Quand un Rookie s’associe à un All Star

Lorsque le classique Operation Doomsday de MF Doom est sorti dans les bac en 1999, Bishop n’avait alors que trois ans. C’est vous dire l’écart de génération entre les deux artistes. Bishop Nehru est depuis longtemps un vrai fan de Dumile et pouvoir travailler avec lui est juste un rêve de gosse. Il l’avait déjà approché en posant sur une de ces prods avec « Lemon Grass ».

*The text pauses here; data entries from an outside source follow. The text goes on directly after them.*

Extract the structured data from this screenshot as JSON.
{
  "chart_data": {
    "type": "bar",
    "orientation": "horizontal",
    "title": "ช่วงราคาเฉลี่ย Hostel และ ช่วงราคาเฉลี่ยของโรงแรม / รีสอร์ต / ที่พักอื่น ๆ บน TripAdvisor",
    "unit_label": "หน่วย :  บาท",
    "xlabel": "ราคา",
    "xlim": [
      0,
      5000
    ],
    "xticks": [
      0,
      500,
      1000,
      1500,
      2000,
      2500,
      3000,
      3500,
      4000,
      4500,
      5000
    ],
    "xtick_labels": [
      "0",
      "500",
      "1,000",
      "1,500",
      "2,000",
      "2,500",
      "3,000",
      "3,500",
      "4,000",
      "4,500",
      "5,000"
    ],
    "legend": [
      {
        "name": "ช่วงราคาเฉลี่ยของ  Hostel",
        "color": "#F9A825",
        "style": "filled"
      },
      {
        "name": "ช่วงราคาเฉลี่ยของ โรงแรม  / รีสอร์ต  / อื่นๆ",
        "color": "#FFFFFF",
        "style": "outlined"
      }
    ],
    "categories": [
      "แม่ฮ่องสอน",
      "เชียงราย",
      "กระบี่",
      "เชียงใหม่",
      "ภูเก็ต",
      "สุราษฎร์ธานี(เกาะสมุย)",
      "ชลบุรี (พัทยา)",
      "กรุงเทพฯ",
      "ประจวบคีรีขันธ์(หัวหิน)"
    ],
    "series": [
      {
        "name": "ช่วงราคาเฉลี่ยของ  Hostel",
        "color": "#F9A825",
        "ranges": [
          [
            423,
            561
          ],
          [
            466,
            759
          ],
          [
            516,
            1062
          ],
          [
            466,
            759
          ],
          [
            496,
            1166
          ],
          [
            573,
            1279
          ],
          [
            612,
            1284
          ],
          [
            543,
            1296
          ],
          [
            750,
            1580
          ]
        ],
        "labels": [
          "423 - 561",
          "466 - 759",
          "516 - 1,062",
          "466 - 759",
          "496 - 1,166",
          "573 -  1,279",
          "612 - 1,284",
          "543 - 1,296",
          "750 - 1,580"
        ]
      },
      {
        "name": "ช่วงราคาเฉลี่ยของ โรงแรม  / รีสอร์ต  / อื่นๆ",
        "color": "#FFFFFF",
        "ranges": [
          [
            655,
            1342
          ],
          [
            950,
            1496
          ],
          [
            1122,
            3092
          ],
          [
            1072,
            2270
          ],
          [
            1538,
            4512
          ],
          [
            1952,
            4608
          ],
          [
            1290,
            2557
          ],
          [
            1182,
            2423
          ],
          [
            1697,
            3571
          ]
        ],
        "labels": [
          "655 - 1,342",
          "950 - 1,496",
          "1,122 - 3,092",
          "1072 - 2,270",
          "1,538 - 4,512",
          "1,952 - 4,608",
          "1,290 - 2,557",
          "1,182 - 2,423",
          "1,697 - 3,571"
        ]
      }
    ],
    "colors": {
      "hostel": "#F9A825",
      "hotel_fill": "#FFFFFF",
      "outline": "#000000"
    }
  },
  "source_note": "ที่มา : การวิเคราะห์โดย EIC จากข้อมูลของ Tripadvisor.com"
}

Le rookie Bishop n’a aujourd’hui aucune grosse référence, aucun album « carte de visite ». Il s’est comme beaucoup d’artistes des années 2000 distingué par quelques mixtapes (Nehruvia, StrictlyFLOWz, BrILLiant Youth) qui lui ont permis de se faire remarquer (on vous en parlait il y a quelques mois sur notre portrait Bishop Nehru : un « diamond in the ruff »). Cela dit, le jeune rappeur à encore tout à prouver, et ce NehruvianDOOM est donc un excellent prétexte pour le MC New-Yorkais de se démarquer de la concurrence.

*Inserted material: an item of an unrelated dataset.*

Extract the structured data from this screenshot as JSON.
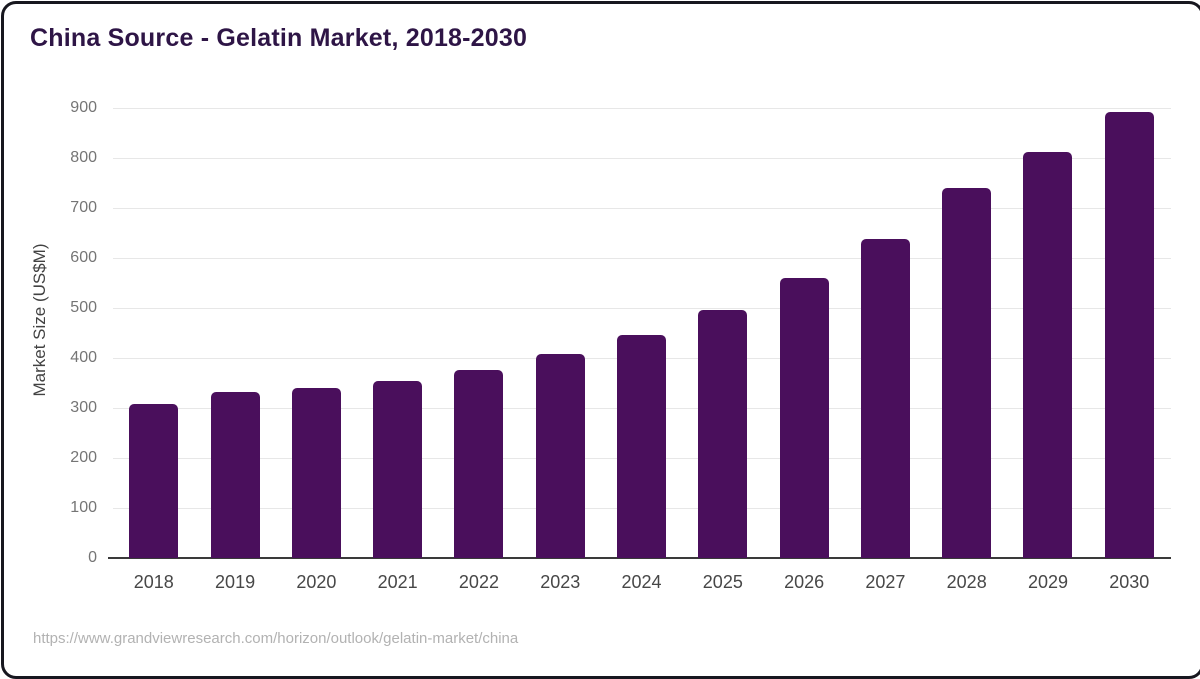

Bishop et MF Doom se sont rencontrés pour la première fois dans un club (100 club) à Londres à l’occasion d’une soirée où Bishop faisait la première partie de Doom et Ghostface. Voilà le point de départ de NehruvianDOOM. Cette relation vétéran – freshmen n’est pas nouvelle dans le Hip Hop, car bien souvent les vieillards du rap aiment prendre sous leurs ailes de jeunes poulains en pleine ascension.

L’influence de Doom

Le pendant Hip-Hop de Dr Doom (personnage de la bande dessinée Marvel), va marquer de son empreinte cet album. Aujourd’hui, Dumile se positionne de plus en plus en tant que producteur, notamment avec ses mixtapes Special herbs où le rappeur masqué met en avant son talent de beatmaker. Sur cet opus, NehruvianDOOM, il produit l’ensemble des titres et rappe peu, laissant cette responsabilité au jeune Bishop.

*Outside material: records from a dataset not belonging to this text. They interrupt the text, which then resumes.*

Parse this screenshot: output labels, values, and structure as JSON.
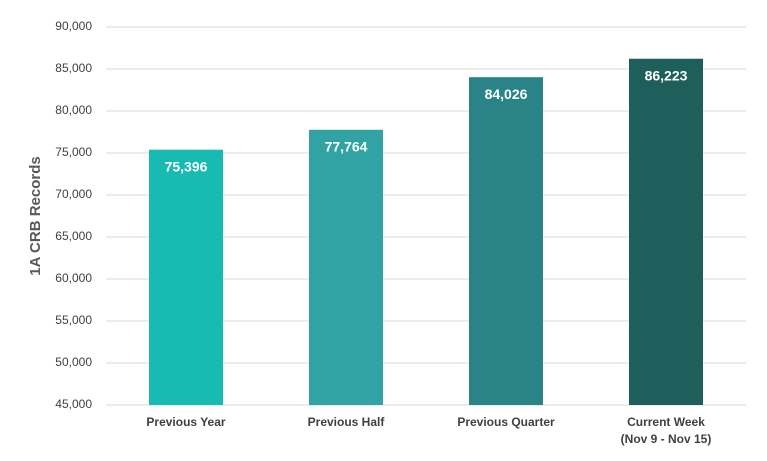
{
  "chart_data": {
    "type": "bar",
    "y_label": "1A CRB Records",
    "categories": [
      "Previous Year",
      "Previous Half",
      "Previous Quarter",
      "Current Week\n(Nov 9 - Nov 15)"
    ],
    "values": [
      75396,
      77764,
      84026,
      86223
    ],
    "value_labels": [
      "75,396",
      "77,764",
      "84,026",
      "86,223"
    ],
    "colors": [
      "#17bbb1",
      "#32a3a4",
      "#2a8487",
      "#1e5f5c"
    ],
    "ylim": [
      45000,
      90000
    ],
    "yticks": [
      {
        "value": 45000,
        "label": "45,000"
      },
      {
        "value": 50000,
        "label": "50,000"
      },
      {
        "value": 55000,
        "label": "55,000"
      },
      {
        "value": 60000,
        "label": "60,000"
      },
      {
        "value": 65000,
        "label": "65,000"
      },
      {
        "value": 70000,
        "label": "70,000"
      },
      {
        "value": 75000,
        "label": "75,000"
      },
      {
        "value": 80000,
        "label": "80,000"
      },
      {
        "value": 85000,
        "label": "85,000"
      },
      {
        "value": 90000,
        "label": "90,000"
      }
    ],
    "grid": true
  }
}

La galette ne dispose que de 9 pistes dont une piste d’intro. Le moins que l’on puisse dire c’est que les gars ne se sont pas surpassés. En parlant de fainéantise, MF Doom nous gratifie ici de seulement 4 verses sur l’ensemble de l’album. En revanche, il produit l’intégralité des titres. Seulement voilà, une fois de plus le producteur trompe un peu tout le monde et ne respecte pas le deal. Il nous ressort tel un vieux briscard de vieilles prods complètement cramées de ses opus Special herbs, comme sur la track « Darkness ». Donc si on fait les comptes :

9 titres

– 1 intro

                              – 1 track de Special herbs

________________________________________

= 7 tracks à produire.

Le mec ne s’est clairement pas foulé. Du MF Doom dans le texte.

Passée cette frustration, on ne peut pas enlever à Doom son style. Dès l’intro on est plongé dans son univers: monde « cartoonesque », échantillonnages vocaux, rythmes détraqués et voix sous hélium à la Quasimoto. Ses prods sont franchement bonnes sur ce NehruvianDOOM. Le voyage est court, mais intense et que dire quand MF pose son flow. Lorsque le titre « OM » se lance, son rap emporte tout sur son passage. Mais sur cet album ce n’est pas lui la star, mais bien Bishop Nehru, ce kid venu de New York.

Un nom sur un CV

À 18 ans, Bishop Nehru se retrouve catapulté devant la porte du rap game au côté de MF Doom. Le boom bap version East coast des années 90’s est en plein revival. Avec la fulgurante ascension de Joey Bada$$, le leader du collectif Pro Era a ouvert la voie pour d’autres jeunes artistes.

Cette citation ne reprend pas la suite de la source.